Por otra parte, si bien conforme a la jurisprudencia citada en el Fundamento Jurídico III.3 de la presente Sentencia Constitucional Plurinacional, es posible la revisión de la valoración de la prueba cuando las autoridades jurisdiccionales demandadas se apartaron de los marcos legales de razonabilidad y equidad; sin embargo, dicha situación no aconteció en el caso analizado;  máxime si el reclamo expuesto por la parte accionante en cuanto a la omisión de la valoración del informe de  fs. 37 a 38, este Tribunal considera que no tiene relevancia constitucional, en el marco de los criterios asumidos en los Fundamentos Jurídicos III.1 y III.3 de este fallo; por cuanto la valoración de dicho informe, no tiene incidencia en el fondo de lo demandado, considerando que el Juez no está sujeto a la tarifa legal de pruebas, y por lo tanto, formará libremente su convencimiento, como ocurrió en el caso de autos, que formó convicción en base al cúmulo de pruebas aportadas en el proceso, indicando los hechos y circunstancias por las cuales llegó a formar criterio a fin de decidir la causa; por consiguiente, cualquier irregularidad que haya acontecido en la valoración de alguna de las pruebas, solo dará lugar a la concesión de la tutela cuando tengan relevancia constitucional; es decir, cuando incidan en el fondo de lo demandado y sean la causa para la lesión de derechos fundamentales y/o garantías constitucionales; por lo que, con relación a este aspecto, no se vislumbra la posibilidad de modificar el fallo de segunda instancia; toda vez que, la parte impetrante de tutela, no demostró la existencia de apartamiento de los marcos legales ni de razonabilidad por parte del Juez a quo o del Tribunal de alzada, ni que los supuestos errores en los que hubieran incurrido las autoridades juridiciales, hayan incidido en el resultado final; por consiguiente el otorgar la tutela por este Tribunal solo para dicho fin, cuando la decisión del Tribunal de segunda instancia fue clara y precisa al respecto, únicamente tendría como efecto el que se pronuncie una nueva resolución con el mismo resultado, lo que demuestra que no existe relevancia constitucional para ingresar al fondo de la problemática porque no modificará la decisión contenida en el citado Auto de Vista.

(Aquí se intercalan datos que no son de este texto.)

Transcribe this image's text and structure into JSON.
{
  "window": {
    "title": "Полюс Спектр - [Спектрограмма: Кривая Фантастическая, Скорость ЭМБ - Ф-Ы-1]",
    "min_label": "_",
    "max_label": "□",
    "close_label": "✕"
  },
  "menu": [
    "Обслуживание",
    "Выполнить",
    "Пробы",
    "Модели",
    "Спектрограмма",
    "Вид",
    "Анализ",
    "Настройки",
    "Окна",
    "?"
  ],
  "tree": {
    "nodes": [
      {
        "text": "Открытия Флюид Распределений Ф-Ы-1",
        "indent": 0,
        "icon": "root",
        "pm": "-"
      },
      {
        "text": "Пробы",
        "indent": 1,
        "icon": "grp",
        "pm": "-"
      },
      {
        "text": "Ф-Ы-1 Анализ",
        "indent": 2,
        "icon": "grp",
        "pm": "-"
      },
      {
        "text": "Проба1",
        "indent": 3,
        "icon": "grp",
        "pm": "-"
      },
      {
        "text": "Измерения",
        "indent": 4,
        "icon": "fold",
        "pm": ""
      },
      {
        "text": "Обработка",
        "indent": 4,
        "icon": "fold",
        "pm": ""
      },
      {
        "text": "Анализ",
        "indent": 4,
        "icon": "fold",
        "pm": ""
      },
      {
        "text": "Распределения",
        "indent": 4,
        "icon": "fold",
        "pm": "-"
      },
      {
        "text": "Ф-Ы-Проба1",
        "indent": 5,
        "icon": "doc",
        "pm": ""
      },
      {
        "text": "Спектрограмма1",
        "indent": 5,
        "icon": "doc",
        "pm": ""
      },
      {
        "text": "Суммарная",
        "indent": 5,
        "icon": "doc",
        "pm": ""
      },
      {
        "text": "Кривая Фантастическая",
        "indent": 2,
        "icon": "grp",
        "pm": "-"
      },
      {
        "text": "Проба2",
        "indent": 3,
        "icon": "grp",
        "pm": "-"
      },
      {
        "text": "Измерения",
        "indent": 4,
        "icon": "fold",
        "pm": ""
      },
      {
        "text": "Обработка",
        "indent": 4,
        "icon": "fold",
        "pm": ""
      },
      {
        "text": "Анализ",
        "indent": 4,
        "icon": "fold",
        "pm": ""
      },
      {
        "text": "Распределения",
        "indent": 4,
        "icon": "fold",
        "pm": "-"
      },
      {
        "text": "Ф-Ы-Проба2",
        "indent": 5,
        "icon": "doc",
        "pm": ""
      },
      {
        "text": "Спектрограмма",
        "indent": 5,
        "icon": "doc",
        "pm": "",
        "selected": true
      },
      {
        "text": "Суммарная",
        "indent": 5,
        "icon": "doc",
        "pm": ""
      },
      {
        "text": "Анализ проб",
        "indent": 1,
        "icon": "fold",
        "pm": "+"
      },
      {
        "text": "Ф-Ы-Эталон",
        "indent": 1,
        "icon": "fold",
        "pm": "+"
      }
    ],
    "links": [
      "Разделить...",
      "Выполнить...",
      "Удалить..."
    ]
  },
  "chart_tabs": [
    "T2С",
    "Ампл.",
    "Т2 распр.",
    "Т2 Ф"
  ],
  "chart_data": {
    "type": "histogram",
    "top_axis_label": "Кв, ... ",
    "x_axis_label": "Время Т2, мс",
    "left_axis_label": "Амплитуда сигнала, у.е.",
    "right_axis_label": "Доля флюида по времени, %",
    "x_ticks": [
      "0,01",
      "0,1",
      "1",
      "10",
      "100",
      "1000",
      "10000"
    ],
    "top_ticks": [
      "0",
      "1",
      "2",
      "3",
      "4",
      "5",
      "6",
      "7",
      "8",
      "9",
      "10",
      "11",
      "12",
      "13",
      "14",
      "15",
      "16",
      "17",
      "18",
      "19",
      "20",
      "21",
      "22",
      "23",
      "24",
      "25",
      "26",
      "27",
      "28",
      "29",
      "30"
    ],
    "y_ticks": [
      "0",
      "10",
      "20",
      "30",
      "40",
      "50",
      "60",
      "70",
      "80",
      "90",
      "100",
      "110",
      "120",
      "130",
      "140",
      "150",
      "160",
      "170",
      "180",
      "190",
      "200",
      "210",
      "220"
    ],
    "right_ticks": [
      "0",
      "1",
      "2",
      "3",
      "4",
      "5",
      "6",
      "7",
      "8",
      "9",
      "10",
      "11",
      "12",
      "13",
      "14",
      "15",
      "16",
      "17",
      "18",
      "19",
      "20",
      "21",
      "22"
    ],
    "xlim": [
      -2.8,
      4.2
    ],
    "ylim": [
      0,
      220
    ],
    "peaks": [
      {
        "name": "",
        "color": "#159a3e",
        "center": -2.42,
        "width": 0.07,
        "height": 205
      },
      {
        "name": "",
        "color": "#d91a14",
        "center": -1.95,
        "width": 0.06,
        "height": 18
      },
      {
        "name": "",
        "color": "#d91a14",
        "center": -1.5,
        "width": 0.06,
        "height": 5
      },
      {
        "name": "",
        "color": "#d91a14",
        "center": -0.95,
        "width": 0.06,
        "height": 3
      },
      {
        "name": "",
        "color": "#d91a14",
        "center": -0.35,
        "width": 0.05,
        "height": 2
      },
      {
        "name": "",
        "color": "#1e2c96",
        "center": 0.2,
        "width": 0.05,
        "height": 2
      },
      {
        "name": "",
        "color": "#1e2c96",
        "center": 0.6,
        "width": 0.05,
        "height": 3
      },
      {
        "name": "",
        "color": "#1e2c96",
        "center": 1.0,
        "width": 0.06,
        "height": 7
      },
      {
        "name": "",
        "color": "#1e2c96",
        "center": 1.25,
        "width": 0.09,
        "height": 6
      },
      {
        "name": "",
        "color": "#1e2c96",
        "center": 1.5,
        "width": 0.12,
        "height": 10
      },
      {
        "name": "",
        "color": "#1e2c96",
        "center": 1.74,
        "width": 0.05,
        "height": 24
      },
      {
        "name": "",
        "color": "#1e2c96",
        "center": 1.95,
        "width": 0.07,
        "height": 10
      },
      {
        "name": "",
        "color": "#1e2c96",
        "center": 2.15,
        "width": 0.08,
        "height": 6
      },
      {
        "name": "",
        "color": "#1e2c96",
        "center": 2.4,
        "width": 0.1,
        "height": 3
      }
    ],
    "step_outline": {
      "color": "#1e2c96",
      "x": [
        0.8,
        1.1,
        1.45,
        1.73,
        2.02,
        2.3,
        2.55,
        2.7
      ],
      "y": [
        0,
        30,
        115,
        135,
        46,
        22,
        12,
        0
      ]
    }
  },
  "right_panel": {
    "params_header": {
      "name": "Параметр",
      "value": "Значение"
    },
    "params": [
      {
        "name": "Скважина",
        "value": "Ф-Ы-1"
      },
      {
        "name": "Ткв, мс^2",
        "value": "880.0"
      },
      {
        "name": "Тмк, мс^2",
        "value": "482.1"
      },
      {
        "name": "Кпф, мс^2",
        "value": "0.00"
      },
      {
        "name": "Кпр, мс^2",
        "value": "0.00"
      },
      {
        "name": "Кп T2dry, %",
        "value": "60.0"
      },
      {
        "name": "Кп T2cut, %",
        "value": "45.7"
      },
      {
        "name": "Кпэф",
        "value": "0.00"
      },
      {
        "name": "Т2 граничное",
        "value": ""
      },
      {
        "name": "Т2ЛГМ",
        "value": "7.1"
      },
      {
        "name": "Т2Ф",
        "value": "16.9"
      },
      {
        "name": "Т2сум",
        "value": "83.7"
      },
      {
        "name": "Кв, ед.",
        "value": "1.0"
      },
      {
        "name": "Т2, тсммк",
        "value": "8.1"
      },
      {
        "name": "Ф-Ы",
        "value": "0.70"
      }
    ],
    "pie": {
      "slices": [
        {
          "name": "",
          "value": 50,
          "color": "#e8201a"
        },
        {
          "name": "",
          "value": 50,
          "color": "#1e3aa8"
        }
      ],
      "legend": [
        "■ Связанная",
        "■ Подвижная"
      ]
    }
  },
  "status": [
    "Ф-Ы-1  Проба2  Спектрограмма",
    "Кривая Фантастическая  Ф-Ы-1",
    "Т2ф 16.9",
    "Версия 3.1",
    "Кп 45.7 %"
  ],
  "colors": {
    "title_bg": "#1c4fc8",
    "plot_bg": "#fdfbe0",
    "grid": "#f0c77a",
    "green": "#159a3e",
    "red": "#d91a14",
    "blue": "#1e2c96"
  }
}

En consecuencia, en el marco de lo establecido en los Fundamentos Jurídicos III.1 y III.3, de la presente Sentencia Constitucional Plurinacional, no se observa la existencia de una resolución irrazonable que hubiera sido emitida sobre la base de una incorrecta interpretación de las normas y con signos de incoherencia en la estructura de los fundamentos jurídicos; en el caso presente, se tiene que las autoridades demandadas respondieron a todos los planteamientos de la parte accionante contenidos en el recurso de casación; por consiguiente, se observó el valor justicia y los principios de razonabilidad, equidad y verdad material, cumpliendo con las finalidades implícitas que determinan el contenido esencial del derecho a una resolución fundamentada, motivada y congruente, ya que lo dispuesto en el Auto Supremo 007/2018, se circunscribe a los datos del proceso y se relaciona de manera coherente y fundamentada con el reclamo admitido y la contrastación de los hechos acaecidos en el proceso.

Finalmente, corresponde señalar en el caso que se examina, no se advierte que se hubiese coartado el derecho a la defensa de la parte accionante; toda vez que, de obrados se infiere que intervinieron en el proceso y tuvieron a su disposición los medios de impugnación previstos en la norma procesal de la materia.